Australian Unity is clearly doing something very right with its property investments, with its Retail Property Fund and Diversified Property Fund both being finalists for the Money Management Fund Manager of the Year awards Direct and Hybrid Property category and the former winning.
When asked what had driven the Retail Property Fund’s success in recent years, Australian Unity Wealth fund manager, Nikki Panagopoulos, pointed to both diversification and improving assets.
Although retail property seems too narrow to offer much diversification, Panagopoulos said there’s actually many sub-sectors within it, making it one of the most complicated asset classes.
The fund is invested in both neighbourhoods and service stations, amongst other sub-sectors, for example, with the latter in particular really shining in the last year. Having bought into service stations a while ago, Panagopoulos said the fund was now seeing the benefits of the multiple income streams they offered, such as profit from the consumer goods stores located within them.

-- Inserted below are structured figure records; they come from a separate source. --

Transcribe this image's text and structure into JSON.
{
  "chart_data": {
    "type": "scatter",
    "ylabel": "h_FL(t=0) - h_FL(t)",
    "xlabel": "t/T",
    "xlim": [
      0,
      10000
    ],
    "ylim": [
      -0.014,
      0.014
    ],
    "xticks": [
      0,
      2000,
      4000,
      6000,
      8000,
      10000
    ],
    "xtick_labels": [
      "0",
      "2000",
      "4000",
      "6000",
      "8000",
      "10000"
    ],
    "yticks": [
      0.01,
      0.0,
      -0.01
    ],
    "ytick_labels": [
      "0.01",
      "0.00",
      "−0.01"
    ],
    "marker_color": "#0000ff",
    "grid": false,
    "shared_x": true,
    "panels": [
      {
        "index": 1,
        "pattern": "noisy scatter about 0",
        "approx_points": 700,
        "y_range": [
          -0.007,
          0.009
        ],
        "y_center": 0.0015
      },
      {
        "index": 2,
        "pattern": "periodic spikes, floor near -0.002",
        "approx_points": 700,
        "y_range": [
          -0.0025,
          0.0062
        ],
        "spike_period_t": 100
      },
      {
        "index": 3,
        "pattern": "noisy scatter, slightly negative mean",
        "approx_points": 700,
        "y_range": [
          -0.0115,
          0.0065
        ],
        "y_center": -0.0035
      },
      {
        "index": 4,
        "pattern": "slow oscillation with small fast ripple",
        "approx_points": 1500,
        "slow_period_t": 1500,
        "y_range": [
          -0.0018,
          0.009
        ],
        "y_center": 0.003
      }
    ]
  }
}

While the asset class is expensive to invest in currently, Panagopoulos sees opportunity in developing and improving assets.
“It’s tough, and you have to be ahead of the game,” she says, but with a skilled team and strong research you can be. The Australian Unity funds that are finalists, for example, have lots of asset managers, many of whom are senior, and an analyst with a strong economic background behind them.
Panagopoulos points to one residential area the Australian Unity Retail Property Fund invested in that had been unpopular and a bit forgotten as an area to live in. By improving the area – she cites opening a major supermarket as an example – the appeal of the area to tenants and owners grew.
In this, Panagopoulos says that investing in real property also allows Australian Unity to help local communities. The very nature of the assets its funds invest in are utilised by community members, enabling the fund manager to give back.
In contrast, the third finalist in the category, the Charter Hall Direct Office Fund, kept its investors happy with a much narrower asset allocation of institutional grade office assets. The fund acquires property with long average lease terms, very high occupancy rates, strong tenant covenants, and appeal to tenants regardless of the investment cycle.
According to head of direct property at Charter Hall, Steven Bennett, sticking to assets that met this strict investment criteria drove the fund’s strong performance in the last year as well as de-risking the fund’s cashflow and providing greater income certainty to investors.